Question 1

How much are AI companies paying for training data?

Accepted Answer

AI companies spent $816.7 million on content licensing in 2024, with an average deal size of $24 million. Total committed spending across all known deals reached $2.92 billion. The largest individual deals include News Corp's $250 million five-year agreement with OpenAI ($50M/year), Reddit's combined $203 million in licensing revenue (including $60M/year from Google and $70M/year from OpenAI), Stack Overflow's $200M+ in licensing deals, and Shutterstock's $104 million in AI licensing revenue in 2023 alone. OpenAI accounts for 53% of all licensing spending, followed by Google at 12%, Microsoft at 9%, and Meta at 6%. The total AI training data market was valued at $2.3-2.9 billion in 2024 and is projected to reach $3.9-7.5 billion by 2026.

Question 2

What is the Anthropic Bartz copyright settlement?

Accepted Answer

Bartz v. Anthropic resulted in a $1.5 billion settlement in 2025 — the largest copyright settlement in United States history. The case involved approximately 500,000 pirated works that Anthropic used to train its Claude AI models, averaging roughly $3,000 per pirated book. Critically, the presiding judge ruled that training AI on piracy-sourced material does not qualify as fair use under US copyright law. This ruling set an important precedent because it distinguished between using copyrighted works that were legally obtained versus those sourced through piracy, making the method of data acquisition a key factor in fair use determinations for AI training.

Question 3

Is AI training on copyrighted data fair use?

Accepted Answer

The legal landscape is still unsettled. As of early 2026, there have been three federal fair use rulings related to AI training: two ruled in favor of AI companies, and one ruled against. No appellate court has issued a decision yet. Thomson Reuters v. ROSS Intelligence was the first ruling against fair use for AI training. In Bartz v. Anthropic, the judge ruled that piracy-sourced training data is not protected by fair use. Meanwhile, in Getty v. Stability AI in the UK, a court found that model weights are not 'copies' of training data, complicating copyright claims. Over 70 AI copyright lawsuits had been filed by late 2025, doubling from roughly 30 at the end of 2024. The NYT v. OpenAI case, with summary judgment scheduled for April 2, 2026, may become the most consequential ruling in this area.

Question 4

What is the AI training data wall problem?

Accepted Answer

The 'data wall' refers to the projected exhaustion of high-quality text data available for AI training. Research from Epoch AI predicts that quality text data — the kind needed to meaningfully improve frontier models — will be exhausted between 2026 and 2028. The problem is structural: the internet's stock of human-generated text is finite, and LLMs have already consumed most of it. Common Crawl, which holds 9.5+ petabytes across 250 billion+ web pages and supplied 80%+ of GPT-3's training tokens, has already been used by two-thirds of all large language models. As models get larger and more capable, they require exponentially more data, but the supply of novel, high-quality human text is growing linearly at best.
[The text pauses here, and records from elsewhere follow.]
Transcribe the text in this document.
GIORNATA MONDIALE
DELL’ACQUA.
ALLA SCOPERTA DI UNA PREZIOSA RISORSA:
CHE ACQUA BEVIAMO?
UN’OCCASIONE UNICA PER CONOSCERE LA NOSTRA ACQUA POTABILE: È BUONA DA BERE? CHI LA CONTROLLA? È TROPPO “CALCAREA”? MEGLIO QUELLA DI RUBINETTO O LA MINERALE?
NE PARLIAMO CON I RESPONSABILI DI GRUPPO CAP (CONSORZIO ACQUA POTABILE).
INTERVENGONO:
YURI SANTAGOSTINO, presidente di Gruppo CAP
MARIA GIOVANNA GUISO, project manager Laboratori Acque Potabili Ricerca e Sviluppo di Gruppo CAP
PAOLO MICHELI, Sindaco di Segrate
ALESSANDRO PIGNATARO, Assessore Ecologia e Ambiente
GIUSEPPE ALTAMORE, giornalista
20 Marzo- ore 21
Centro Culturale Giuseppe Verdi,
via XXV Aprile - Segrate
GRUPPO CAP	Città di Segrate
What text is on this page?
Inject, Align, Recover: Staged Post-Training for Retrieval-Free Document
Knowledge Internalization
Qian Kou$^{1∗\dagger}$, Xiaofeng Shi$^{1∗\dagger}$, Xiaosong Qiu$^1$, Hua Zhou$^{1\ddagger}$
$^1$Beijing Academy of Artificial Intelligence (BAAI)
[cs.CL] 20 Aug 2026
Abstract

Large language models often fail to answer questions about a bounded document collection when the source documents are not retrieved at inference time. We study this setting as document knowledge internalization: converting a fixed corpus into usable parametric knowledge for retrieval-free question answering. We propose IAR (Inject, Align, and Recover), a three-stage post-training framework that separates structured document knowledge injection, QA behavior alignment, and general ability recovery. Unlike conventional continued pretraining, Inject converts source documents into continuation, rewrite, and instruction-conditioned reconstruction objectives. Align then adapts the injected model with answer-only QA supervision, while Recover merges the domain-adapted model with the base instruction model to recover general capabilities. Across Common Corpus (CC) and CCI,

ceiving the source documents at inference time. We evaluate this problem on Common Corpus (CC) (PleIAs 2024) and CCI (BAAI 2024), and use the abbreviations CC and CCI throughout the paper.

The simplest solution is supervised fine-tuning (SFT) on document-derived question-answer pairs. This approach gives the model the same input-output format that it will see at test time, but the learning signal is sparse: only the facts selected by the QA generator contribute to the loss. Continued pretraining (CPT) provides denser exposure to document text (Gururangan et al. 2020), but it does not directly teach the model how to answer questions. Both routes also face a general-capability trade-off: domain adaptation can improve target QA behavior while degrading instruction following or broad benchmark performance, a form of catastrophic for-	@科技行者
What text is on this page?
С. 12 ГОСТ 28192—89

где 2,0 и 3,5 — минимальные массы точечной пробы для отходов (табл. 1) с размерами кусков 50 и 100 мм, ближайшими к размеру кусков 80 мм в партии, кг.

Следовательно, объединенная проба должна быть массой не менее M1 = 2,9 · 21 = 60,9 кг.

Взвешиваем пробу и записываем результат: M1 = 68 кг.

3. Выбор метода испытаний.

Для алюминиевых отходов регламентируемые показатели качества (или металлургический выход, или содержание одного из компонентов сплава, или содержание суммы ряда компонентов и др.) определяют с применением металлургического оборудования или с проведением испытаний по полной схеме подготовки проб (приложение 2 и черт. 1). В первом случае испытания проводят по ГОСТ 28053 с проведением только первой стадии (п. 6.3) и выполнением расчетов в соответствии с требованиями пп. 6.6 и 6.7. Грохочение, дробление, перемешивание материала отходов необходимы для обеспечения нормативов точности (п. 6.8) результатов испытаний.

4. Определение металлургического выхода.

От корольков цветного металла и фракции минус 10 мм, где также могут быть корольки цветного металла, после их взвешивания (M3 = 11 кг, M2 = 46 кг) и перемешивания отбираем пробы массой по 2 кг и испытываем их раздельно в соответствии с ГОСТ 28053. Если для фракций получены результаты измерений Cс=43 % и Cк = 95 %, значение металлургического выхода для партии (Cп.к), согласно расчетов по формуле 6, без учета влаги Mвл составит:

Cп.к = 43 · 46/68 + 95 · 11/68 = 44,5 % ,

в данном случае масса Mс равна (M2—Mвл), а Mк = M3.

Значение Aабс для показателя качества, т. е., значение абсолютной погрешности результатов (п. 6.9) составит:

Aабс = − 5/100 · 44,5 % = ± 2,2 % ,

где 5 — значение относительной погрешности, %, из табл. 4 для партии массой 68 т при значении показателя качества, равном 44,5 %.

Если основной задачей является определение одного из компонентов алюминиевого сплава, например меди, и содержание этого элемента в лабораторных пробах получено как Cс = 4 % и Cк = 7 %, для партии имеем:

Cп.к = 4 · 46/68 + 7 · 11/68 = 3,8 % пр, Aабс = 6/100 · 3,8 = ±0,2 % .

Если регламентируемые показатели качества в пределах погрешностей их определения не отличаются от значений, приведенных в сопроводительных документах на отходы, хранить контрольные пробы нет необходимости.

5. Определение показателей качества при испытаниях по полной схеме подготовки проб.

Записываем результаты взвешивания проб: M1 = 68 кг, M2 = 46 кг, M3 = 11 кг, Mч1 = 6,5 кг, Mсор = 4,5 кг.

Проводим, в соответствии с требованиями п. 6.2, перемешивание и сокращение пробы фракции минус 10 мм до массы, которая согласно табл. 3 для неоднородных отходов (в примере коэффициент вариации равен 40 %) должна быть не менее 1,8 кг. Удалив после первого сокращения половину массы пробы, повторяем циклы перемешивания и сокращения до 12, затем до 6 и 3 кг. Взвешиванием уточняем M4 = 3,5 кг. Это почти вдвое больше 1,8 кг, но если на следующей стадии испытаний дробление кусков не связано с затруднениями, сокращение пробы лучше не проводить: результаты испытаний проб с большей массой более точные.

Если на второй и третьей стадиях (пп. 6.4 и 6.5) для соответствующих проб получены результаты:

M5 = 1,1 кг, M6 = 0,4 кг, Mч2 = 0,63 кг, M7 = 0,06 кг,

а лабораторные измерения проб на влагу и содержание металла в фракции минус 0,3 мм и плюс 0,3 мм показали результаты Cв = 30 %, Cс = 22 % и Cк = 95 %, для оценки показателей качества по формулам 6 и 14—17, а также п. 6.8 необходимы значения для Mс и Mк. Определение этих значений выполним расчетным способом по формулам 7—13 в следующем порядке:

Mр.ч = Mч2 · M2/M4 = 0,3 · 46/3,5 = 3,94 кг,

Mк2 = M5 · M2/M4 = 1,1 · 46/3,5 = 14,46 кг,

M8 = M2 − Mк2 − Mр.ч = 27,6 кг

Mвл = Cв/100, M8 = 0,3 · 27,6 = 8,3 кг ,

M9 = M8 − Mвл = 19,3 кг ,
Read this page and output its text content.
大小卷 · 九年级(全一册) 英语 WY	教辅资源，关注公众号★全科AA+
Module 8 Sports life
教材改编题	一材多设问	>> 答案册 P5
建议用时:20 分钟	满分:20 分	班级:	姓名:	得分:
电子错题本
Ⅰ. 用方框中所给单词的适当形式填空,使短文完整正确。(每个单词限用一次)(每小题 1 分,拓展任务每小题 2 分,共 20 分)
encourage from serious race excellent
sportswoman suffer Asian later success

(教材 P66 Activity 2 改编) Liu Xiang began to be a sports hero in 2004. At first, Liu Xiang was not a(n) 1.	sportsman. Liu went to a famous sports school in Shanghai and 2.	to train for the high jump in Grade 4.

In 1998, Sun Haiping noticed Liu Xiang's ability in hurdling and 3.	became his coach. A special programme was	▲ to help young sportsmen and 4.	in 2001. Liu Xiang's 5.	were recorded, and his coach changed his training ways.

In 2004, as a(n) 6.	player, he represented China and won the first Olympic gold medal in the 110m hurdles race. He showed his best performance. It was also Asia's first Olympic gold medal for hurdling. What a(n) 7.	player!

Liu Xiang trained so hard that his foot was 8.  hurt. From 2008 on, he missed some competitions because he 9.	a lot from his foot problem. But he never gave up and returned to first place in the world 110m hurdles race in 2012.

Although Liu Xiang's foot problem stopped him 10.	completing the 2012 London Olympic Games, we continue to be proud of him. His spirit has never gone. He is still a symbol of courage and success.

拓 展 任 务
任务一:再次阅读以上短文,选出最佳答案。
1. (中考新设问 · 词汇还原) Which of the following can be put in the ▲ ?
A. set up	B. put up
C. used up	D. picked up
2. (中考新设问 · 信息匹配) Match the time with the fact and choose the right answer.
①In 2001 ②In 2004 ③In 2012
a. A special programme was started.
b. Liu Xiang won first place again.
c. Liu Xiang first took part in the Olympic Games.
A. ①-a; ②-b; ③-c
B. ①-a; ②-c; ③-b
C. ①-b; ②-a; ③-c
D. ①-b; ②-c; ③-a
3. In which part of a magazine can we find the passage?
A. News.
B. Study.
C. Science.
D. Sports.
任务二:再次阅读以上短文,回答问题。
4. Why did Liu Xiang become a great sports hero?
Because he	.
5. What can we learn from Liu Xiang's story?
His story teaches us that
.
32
This is why exclusive data licensing deals and proprietary data sources have become the next competitive frontier.

Question 5

How much is the AI training data market worth?

Accepted Answer

The AI training data market was valued at $2.3-2.9 billion in 2024 and is projected to reach $3.9-7.5 billion by 2026. The synthetic data segment, which is seen as a partial solution to the data wall problem, was worth approximately $486-587 million in 2025 and is projected to reach $3.1-7.2 billion by 2032-2033. Scale AI, the largest data labeling and curation company, reached a $29 billion valuation with $870 million in revenue in 2024 and $2 billion projected for 2025. Meta invested $14.3 billion for a 49% stake in Scale AI, though that deal triggered customer flight — both OpenAI and Google cut ties with Scale AI over concerns about data neutrality.

Question 6

Which companies have the best AI data moats?

Accepted Answer

The strongest data moats belong to platforms with large volumes of unique, human-generated content that cannot be replicated. Reddit holds 20+ years of threaded human conversation across millions of communities and has monetized this at $203 million through deals with Google and OpenAI. Stack Overflow controls the canonical repository of developer knowledge and earned over $200 million from licensing despite a 76% traffic collapse. Shutterstock holds hundreds of millions of licensed images and earned $104 million from AI licensing in 2023, projecting $250 million by 2027. News Corp leveraged its global journalism portfolio for a $250 million OpenAI deal. Getty Images holds one of the largest curated visual datasets. Companies generating unique proprietary data at scale — including platforms like Spotify, Duolingo, and LinkedIn — hold undervalued data assets as AI companies exhaust public training data sources.